Optimism bias describes the human tendency to believe that things will turn out better than they actually do. When it comes to investing, optimism bias can lead you to overpay for assets, and this can impact your investment returns. Thankfully, there are ways we can manage it.
One subject area of study that should be a life-long journey for all investors is that of behavioural economics and psychology. The reason is simple: the mispricing of assets (known as “market inefficiencies” or, better still, “opportunities”) stems from human biases, in large part.
Human biases have developed as successful evolutionary strategies but they can often result in irrational behaviour that can cause assets to be mispriced over short periods of time. And a successful investor needs to be able to recognize these biases and build a process to neutralize their effects.

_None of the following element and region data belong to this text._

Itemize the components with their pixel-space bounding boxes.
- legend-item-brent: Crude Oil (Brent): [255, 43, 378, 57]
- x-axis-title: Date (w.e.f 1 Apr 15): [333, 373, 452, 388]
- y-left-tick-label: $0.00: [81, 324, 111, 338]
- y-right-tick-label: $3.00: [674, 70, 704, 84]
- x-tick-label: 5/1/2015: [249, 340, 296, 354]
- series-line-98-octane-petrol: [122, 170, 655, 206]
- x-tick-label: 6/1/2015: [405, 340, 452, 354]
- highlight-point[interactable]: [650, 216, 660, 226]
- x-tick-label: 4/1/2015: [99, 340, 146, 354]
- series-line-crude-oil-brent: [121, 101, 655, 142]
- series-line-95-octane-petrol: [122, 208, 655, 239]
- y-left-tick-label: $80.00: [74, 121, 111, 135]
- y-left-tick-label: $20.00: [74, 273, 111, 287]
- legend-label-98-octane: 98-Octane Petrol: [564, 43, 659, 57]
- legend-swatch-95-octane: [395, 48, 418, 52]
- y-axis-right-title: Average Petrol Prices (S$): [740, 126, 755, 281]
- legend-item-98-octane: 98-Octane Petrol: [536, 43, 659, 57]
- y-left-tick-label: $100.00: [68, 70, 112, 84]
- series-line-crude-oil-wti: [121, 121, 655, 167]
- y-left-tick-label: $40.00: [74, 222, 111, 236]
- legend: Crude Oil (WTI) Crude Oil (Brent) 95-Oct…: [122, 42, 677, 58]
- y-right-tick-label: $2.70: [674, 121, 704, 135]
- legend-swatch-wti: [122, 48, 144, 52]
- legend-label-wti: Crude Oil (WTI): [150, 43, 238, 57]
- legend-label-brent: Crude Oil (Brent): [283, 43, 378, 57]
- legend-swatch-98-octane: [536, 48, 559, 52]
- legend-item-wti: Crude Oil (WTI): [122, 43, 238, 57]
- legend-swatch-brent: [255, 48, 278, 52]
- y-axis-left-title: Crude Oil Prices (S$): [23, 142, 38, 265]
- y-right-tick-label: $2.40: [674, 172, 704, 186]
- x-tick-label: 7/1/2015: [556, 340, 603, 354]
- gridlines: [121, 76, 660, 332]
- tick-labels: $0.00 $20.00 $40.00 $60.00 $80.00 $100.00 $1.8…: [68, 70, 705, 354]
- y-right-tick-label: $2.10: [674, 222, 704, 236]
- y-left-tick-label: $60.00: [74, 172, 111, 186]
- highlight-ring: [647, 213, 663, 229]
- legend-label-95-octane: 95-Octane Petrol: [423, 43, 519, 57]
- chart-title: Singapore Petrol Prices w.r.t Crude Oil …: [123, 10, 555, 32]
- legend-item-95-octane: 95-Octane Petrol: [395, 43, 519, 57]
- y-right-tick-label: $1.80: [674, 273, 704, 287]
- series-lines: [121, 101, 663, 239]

Many of us on the Montgomery Global research team listen to podcasts on this topic in our spare time. Driving to work this week, I listened to some interesting insights on “optimism bias” by Dr Tali Sharot of the University College London. Optimism bias – one of a large number of human biases – is the tendency for most humans to believe that things will turn out better than they end up being. For example, according to Sharot:
“People hugely underestimate their chances of getting divorced, losing their job or being diagnosed with cancer; expect their children to be extraordinarily gifted; envision themselves achieving more than their peers; and overestimate their likely life span (sometimes by 20 years or more).”
For investors, an optimistic bias is dangerous as it can lead to a systematic overvaluation of assets. This stems from the belief that the future prospects of a business, industry or economy are better than they truly are in reality. And, of course, overpaying for assets will result in systematic underperformance in investment returns.
Interestingly, according to Sharot, optimism bias is a function of one’s environment. In high-stress situations, for example, optimism bias disappears and realism takes over. And, therefore, one’s degree of optimism bias maps pretty closely with age.
According to Sharot:
“We find kids and teenagers have a large bias. And this bias gets smaller and smaller up until middle age… For those middle-aged, you have a bias, but it’s quite small. And then it starts growing bigger again as you grow older into older ages.”
So what does this mean? It means you probably want an investment manager who is middle-aged and suitably stressed to ensure they are not overly optimistic :)
But, the good news for all you optimists out there, according to Sharot, is that you are more likely to lead a happier, healthier and longer life.